The GP2 processor boosts photo resolution up to 23 megapixels (for comparison, on paper, the new Apple iPhone 13 Pro supports 12 megapixels). The advantage of having more megapixels allows you to have more detail, and you can crop in them while maintaining the quality.

The video, which is the strength of the Hero, is where we see big jumps. The Hero 10 can shoot up to 5.3K at 60 frames per second (FPS); 4K up to 120 FPS; and 2.7K at 240 FPS. High frame rates let you shoot much smoother videos and control the speed, while higher resolutions provide more detail.

While 1080p is still enough for most people (although that argument is starting to falter), which the Hero 10 also supports, these higher resolutions and frame rates will appeal to content creators, filmmakers, or anyone else. who want to keep their videos for future viewing on high resolution screens like 8K televisions. One of the advantages of shooting in 4K or 5K is the ability to extract high-resolution stills from video.

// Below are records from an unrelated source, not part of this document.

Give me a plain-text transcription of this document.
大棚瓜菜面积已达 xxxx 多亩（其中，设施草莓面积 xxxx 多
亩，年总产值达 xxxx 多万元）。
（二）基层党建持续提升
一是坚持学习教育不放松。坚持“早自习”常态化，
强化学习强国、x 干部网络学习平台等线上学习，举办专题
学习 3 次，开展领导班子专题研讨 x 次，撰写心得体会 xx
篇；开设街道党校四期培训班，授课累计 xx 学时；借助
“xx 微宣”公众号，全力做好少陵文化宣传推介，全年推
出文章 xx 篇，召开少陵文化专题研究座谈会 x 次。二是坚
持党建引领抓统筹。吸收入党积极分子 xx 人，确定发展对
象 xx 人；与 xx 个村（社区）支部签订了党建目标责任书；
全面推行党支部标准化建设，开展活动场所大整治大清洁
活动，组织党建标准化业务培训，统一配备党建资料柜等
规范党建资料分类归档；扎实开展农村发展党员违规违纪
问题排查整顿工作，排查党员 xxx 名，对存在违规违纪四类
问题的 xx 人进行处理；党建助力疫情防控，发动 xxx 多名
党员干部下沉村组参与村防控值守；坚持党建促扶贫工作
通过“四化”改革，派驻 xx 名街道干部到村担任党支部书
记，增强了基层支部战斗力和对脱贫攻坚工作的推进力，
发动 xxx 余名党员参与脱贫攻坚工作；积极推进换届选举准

The GP2 also adds local tone mapping and 3D noise reduction. These allow videos with improved dynamic range and help capture clearer images in low light.

More stable video

With the GP2, the next version of HyperSmooth, the name of GoPro for its digital stabilization system integrated into the camera. With HyperSmooth 4.0, you can now apply stabilization at higher video resolutions (5.3K30, 4K60, and 2.7K120). If you’ve ever captured moving video, you’ll notice how boring the bouncing image can be to watch. Unless the movement is really violent, stabilization can help. (Note that digital image stabilization requires a bit of cropping in the image.) HyperSmooth 4.0 also improves horizon leveling, up to 45 degrees. This function allows you to keep the image level even if you tilt the camera.

Wired transfer to phone

In addition to automatic upload to the cloud while uploading (a GoPro subscription is required) and wireless transfers to a phone or tablet, GoPro now gives you a third way to upload files, via a wired connection to an Android device. or iOS. This not only provides a more stable connection, but it’s also faster – GoPro claims it’s 50% faster than wireless. While wireless transfers have been one of GoPro’s strengths, a wired connection can be more convenient. (Wired transfers will also be available in Hero 9).

Other improvements

The Hero 10 features a removable lens cover which is more scratch resistant and has the ability to repel water. Since the Hero 10 is waterproof, this helps keep the lens clear. GoPro claims the new cover reduces ghosting.

Like many camera companies at the height of the pandemic in 2020, GoPro has created software to allow certain Hero models to function as webcams, which is ideal for those who work from home and need a picture of the camera. better quality than typical webcams can provide. With the Hero 10, you can shoot in 1080p with a wide field of view (132 degrees) and use the front LCD screen as a preview screen to frame your shot. (The Hero 9 also has a front color LCD display but doesn’t have that capability.) And, if you’re streaming live, you can use the Hero 10 to shoot up to 1080p with image stabilization.